防衛産業を支援し、装備品の開発・生産の基盤を強化するための法律が7日の参院本会議で、与党と立憲民主党、日本維新の会などの賛成多数で可決、成立した。国内製造拠点の維持に向け、事業継続が困難になった企業の生産ラインを国有化し、別の企業に委託する仕組みも盛り込んだ。
 政府が防衛産業の支援に取り組むのは、利益率が低く、撤退する企業が相次いでいるため。昨年末に改定した国家安全保障戦略に「防衛生産・技術基盤は防衛力そのもの」と明記し、強化していく方針を打ち出した。
 具体的には、(1)サプライチェーン(供給網)の多様化(2)製造工程の効率化(3)サイバーセキュリティーの強化(4)事業継承―の4分野に取り組む企業を対象に、費用を国が直接支援。海外輸出を後押しするため、仕様や性能を変えるコストを国が助成するための基金を設ける。2023年度予算に関連経費400億円を計上している。

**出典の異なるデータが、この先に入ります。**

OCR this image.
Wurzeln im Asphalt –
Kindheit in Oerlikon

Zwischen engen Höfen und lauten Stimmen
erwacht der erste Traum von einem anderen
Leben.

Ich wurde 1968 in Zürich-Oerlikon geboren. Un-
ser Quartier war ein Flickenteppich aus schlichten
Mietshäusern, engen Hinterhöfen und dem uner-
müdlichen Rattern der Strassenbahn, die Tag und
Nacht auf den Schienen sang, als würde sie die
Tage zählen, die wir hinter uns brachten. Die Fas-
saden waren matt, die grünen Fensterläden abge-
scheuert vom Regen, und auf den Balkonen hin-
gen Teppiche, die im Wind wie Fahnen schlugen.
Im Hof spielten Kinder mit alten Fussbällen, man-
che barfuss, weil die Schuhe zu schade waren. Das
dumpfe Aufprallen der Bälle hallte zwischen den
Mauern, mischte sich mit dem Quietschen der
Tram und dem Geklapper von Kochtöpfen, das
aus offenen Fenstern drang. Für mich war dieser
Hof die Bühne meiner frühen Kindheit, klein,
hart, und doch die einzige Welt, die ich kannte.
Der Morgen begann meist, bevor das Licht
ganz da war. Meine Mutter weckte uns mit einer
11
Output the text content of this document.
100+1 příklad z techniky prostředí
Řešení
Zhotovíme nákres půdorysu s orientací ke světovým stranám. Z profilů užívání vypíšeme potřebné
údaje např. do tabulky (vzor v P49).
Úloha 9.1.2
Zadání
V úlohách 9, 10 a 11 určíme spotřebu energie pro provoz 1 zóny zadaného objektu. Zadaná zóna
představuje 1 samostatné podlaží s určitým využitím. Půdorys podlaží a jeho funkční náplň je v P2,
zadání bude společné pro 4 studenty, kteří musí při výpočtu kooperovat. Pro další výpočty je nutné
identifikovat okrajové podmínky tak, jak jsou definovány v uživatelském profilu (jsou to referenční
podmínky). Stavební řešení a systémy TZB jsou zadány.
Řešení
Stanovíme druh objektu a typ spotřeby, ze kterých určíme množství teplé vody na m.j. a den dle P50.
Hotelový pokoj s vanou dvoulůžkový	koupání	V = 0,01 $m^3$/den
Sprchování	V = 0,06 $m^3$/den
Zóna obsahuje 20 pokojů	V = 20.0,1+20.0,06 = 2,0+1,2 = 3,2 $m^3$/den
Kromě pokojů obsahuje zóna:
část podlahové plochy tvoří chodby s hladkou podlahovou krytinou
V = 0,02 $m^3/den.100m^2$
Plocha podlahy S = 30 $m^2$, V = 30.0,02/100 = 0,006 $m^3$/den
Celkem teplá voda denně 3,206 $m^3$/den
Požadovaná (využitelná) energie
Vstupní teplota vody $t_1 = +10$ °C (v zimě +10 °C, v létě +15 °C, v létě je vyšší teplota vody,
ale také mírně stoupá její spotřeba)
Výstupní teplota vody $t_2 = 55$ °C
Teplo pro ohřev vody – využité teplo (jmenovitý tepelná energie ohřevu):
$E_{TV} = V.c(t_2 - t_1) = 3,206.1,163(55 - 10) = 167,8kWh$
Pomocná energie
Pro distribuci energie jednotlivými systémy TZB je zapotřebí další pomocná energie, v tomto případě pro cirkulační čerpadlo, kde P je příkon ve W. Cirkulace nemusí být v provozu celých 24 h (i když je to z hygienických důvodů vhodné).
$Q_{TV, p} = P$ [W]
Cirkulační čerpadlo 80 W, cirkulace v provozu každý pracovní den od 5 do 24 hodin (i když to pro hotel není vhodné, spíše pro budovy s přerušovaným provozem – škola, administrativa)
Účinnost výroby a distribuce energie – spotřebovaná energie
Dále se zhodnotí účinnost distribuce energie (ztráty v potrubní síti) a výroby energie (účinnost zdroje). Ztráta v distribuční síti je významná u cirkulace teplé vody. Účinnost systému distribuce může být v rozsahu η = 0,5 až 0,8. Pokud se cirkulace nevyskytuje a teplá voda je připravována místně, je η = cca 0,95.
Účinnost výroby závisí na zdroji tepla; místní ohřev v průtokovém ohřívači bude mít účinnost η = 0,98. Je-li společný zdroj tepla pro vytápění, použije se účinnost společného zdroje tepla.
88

 事業の継承が困難になった場合、「自衛隊の任務に不可欠な装備品」と判断すれば、国が工場などを買い取り、別の企業に生産を委託できるようにする。製造を引き継ぐ側の固定費など初期投資の負担を軽くし、開発・生産基盤を維持するのが目的だ。
 支援の一方で、情報保全を強化する。防衛省が提供する関連情報を「装備品等秘密」に指定。企業の社員らが漏えいした場合、「1年以下の拘禁刑または50万円以下の罰金」とする罰則を設けた。サプライチェーンを把握するため、防衛省の調査に回答する努力義務を企業に課した。